A. Analytic (exact) derivatives
- Correct.
B. Analytic (exact) definite integrals
- Correct.
C. Analytic (exact) indefinite integrals
- Correct.
D. Simplification
- Correct.
2. In order to use the symbolic features of SymPy (import sympy as sp), a variable such as x must first be declared as follows (see help video):
A. x = sp.Variable('x')
- Incorrect. Use sp.Symbol('x').
B. x = sp.Parameter('x')
- Incorrect. Use sp.Symbol('x')
C. x = sp.Symbol('x')
- Correct.
3. Analytic solutions are not exact.
A. True
- Incorrect. Numerical solutions are not exact. Analytic solutions are exact.
B. False
- Correct. Numerical solutions are not exact. Analytic solutions are exact.

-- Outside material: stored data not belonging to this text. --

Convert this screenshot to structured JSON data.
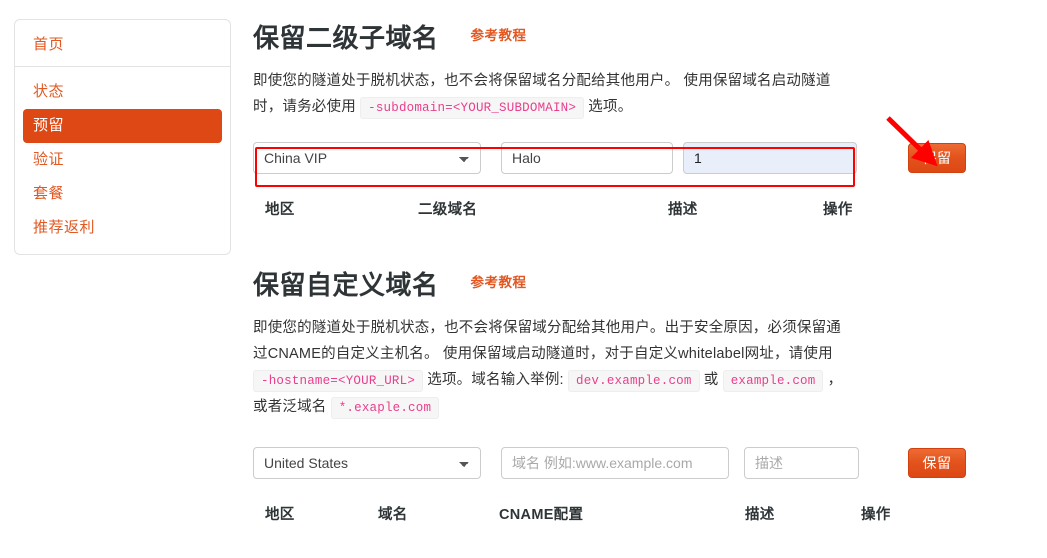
{
  "sidebar": {
    "home": {
      "label": "首页"
    },
    "items": [
      {
        "label": "状态",
        "active": false
      },
      {
        "label": "预留",
        "active": true
      },
      {
        "label": "验证",
        "active": false
      },
      {
        "label": "套餐",
        "active": false
      },
      {
        "label": "推荐返利",
        "active": false
      }
    ]
  },
  "section_subdomain": {
    "title": "保留二级子域名",
    "tutorial_label": "参考教程",
    "desc_part1": "即使您的隧道处于脱机状态，也不会将保留域名分配给其他用户。 使用保留域名启动隧道时，请务必使用 ",
    "desc_code1": "-subdomain=<YOUR_SUBDOMAIN>",
    "desc_part2": " 选项。",
    "form": {
      "region_value": "China VIP",
      "subdomain_value": "Halo",
      "desc_value": "1",
      "button_label": "保留"
    },
    "table_headers": [
      "地区",
      "二级域名",
      "描述",
      "操作"
    ]
  },
  "section_custom": {
    "title": "保留自定义域名",
    "tutorial_label": "参考教程",
    "desc_part1": "即使您的隧道处于脱机状态，也不会将保留域分配给其他用户。出于安全原因，必须保留通过CNAME的自定义主机名。 使用保留域启动隧道时，对于自定义whitelabel网址，请使用 ",
    "desc_code1": "-hostname=<YOUR_URL>",
    "desc_part2": " 选项。域名输入举例: ",
    "desc_code2": "dev.example.com",
    "desc_part3": " 或 ",
    "desc_code3": "example.com",
    "desc_part4": " ，或者泛域名 ",
    "desc_code4": "*.exaple.com",
    "form": {
      "region_value": "United States",
      "domain_placeholder": "域名 例如:www.example.com",
      "desc_placeholder": "描述",
      "button_label": "保留"
    },
    "table_headers": [
      "地区",
      "域名",
      "CNAME配置",
      "描述",
      "操作"
    ]
  },
  "annotations": {
    "highlight_color": "#ff0000",
    "arrow_color": "#ff0000"
  },
  "colors": {
    "brand_orange": "#dd4814",
    "link_orange": "#e25822",
    "code_pink": "#e83e8c",
    "autofill_blue": "#e8eefa"
  }
}
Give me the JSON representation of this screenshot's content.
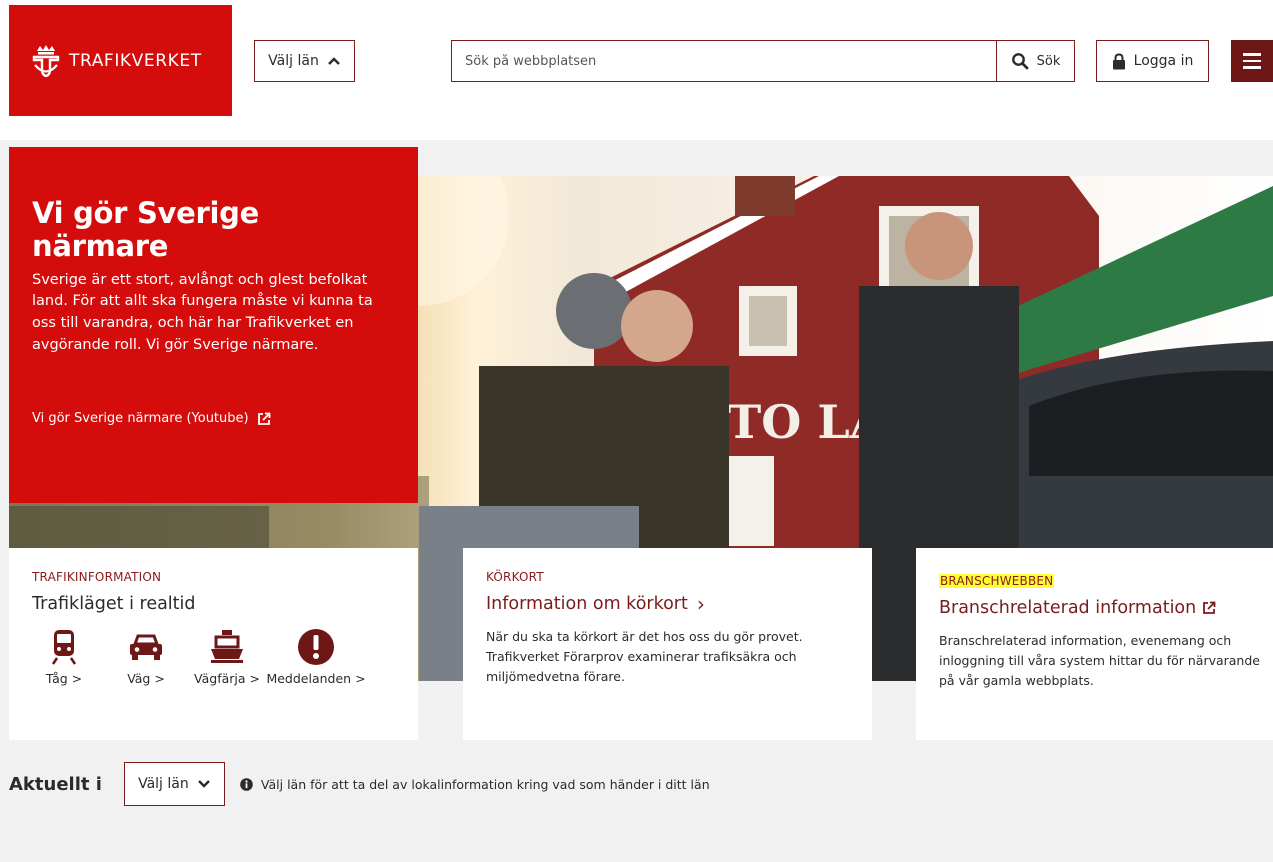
{
  "header": {
    "logo_text": "TRAFIKVERKET",
    "lan_button": "Välj län",
    "search_placeholder": "Sök på webbplatsen",
    "search_button": "Sök",
    "login_button": "Logga in"
  },
  "hero": {
    "title": "Vi gör Sverige närmare",
    "text": "Sverige är ett stort, avlångt och glest befolkat land. För att allt ska fungera måste vi kunna ta oss till varandra, och här har Trafikverket en avgörande roll. Vi gör Sverige närmare.",
    "link": "Vi gör Sverige närmare (Youtube)",
    "image_sign": "TO LA"
  },
  "cards": [
    {
      "kicker": "TRAFIKINFORMATION",
      "heading": "Trafikläget i realtid",
      "items": [
        {
          "label": "Tåg >",
          "icon": "train-icon"
        },
        {
          "label": "Väg >",
          "icon": "car-icon"
        },
        {
          "label": "Vägfärja >",
          "icon": "ferry-icon"
        },
        {
          "label": "Meddelanden >",
          "icon": "alert-icon"
        }
      ]
    },
    {
      "kicker": "KÖRKORT",
      "heading": "Information om körkort",
      "chevron": "›",
      "body": "När du ska ta körkort är det hos oss du gör provet. Trafikverket Förarprov examinerar trafiksäkra och miljömedvetna förare."
    },
    {
      "kicker": "BRANSCHWEBBEN",
      "heading": "Branschrelaterad information",
      "body_lines": [
        "Branschrelaterad information, evenemang och",
        "inloggning till våra system hittar du för närvarande",
        "på vår gamla webbplats."
      ]
    }
  ],
  "aktuellt": {
    "title": "Aktuellt i",
    "lan_button": "Välj län",
    "info": "Välj län för att ta del av lokalinformation kring vad som händer i ditt län"
  },
  "colors": {
    "brand_red": "#d50c0c",
    "dark_red": "#7a1c1c",
    "highlight": "#ffff33",
    "background": "#f1f1f1"
  }
}
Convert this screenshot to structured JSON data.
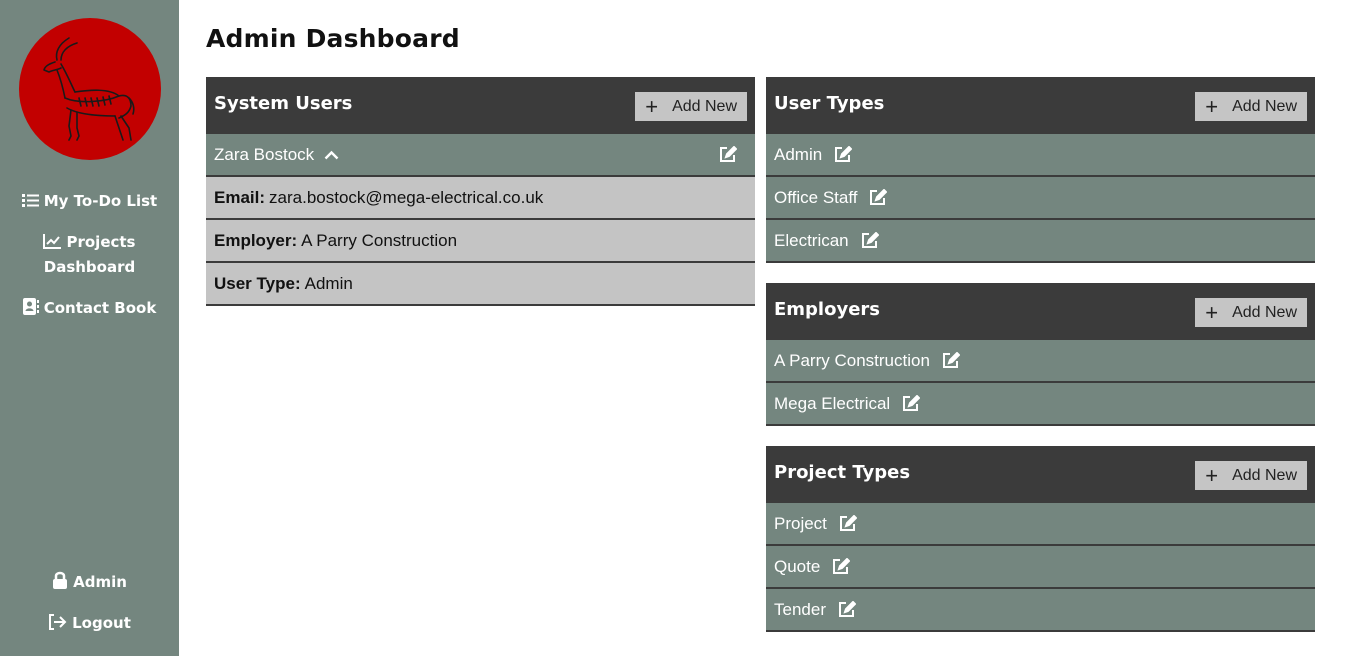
{
  "sidebar": {
    "logo_icon": "antelope-logo",
    "nav": [
      {
        "label": "My To-Do List",
        "icon": "list-icon"
      },
      {
        "label": "Projects",
        "label2": "Dashboard",
        "icon": "chart-line-icon"
      },
      {
        "label": "Contact Book",
        "icon": "address-book-icon"
      }
    ],
    "bottom": [
      {
        "label": "Admin",
        "icon": "lock-icon"
      },
      {
        "label": "Logout",
        "icon": "logout-icon"
      }
    ]
  },
  "page": {
    "title": "Admin Dashboard"
  },
  "add_label": "Add New",
  "system_users": {
    "title": "System Users",
    "selected_user": "Zara Bostock",
    "details": [
      {
        "label": "Email:",
        "value": "zara.bostock@mega-electrical.co.uk"
      },
      {
        "label": "Employer:",
        "value": "A Parry Construction"
      },
      {
        "label": "User Type:",
        "value": "Admin"
      }
    ]
  },
  "user_types": {
    "title": "User Types",
    "items": [
      "Admin",
      "Office Staff",
      "Electrican"
    ]
  },
  "employers": {
    "title": "Employers",
    "items": [
      "A Parry Construction",
      "Mega Electrical"
    ]
  },
  "project_types": {
    "title": "Project Types",
    "items": [
      "Project",
      "Quote",
      "Tender"
    ]
  },
  "colors": {
    "sidebar": "#74867f",
    "header": "#3b3b3b",
    "row": "#74867f",
    "detail_row": "#c4c4c4",
    "logo": "#c20000"
  }
}
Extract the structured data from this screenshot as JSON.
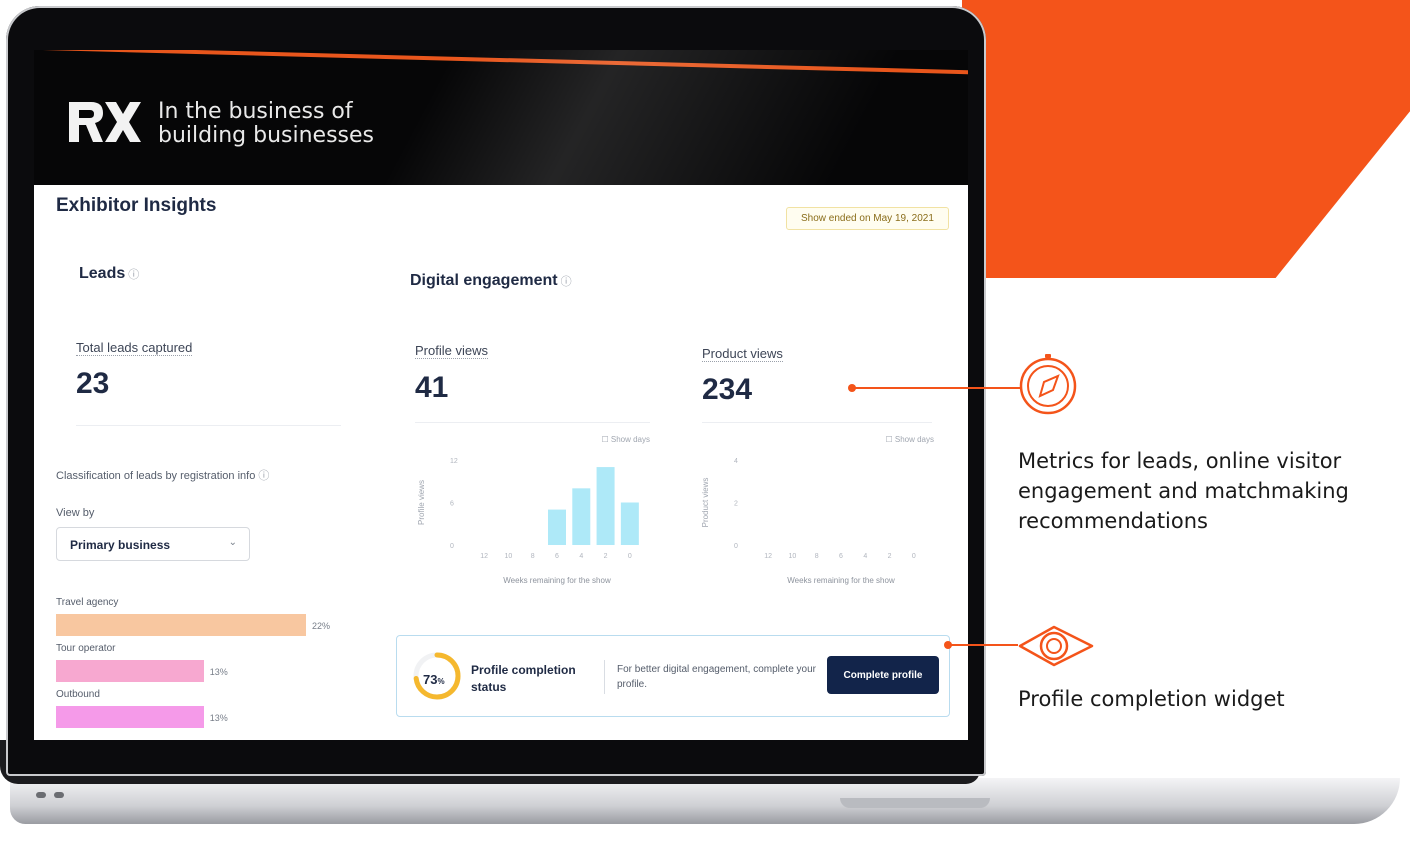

4. Numerical solutions are typically an approximation of an exact solution.
A. True
- Correct. One example is to use a finite difference to calculate a derivative such as df(x)/dx = f(x1)-f(x0) / (x1-x0). As the difference between x1 and x0 decreases, the approximation become more exact until the limits of machine precision (number of decimal places that can be stored by a computer) introduces round-off or truncation error.
B. False
- Incorrect. The exact analytic solution is often not possible, but the numeric error can be approximated and reduced to a specified level.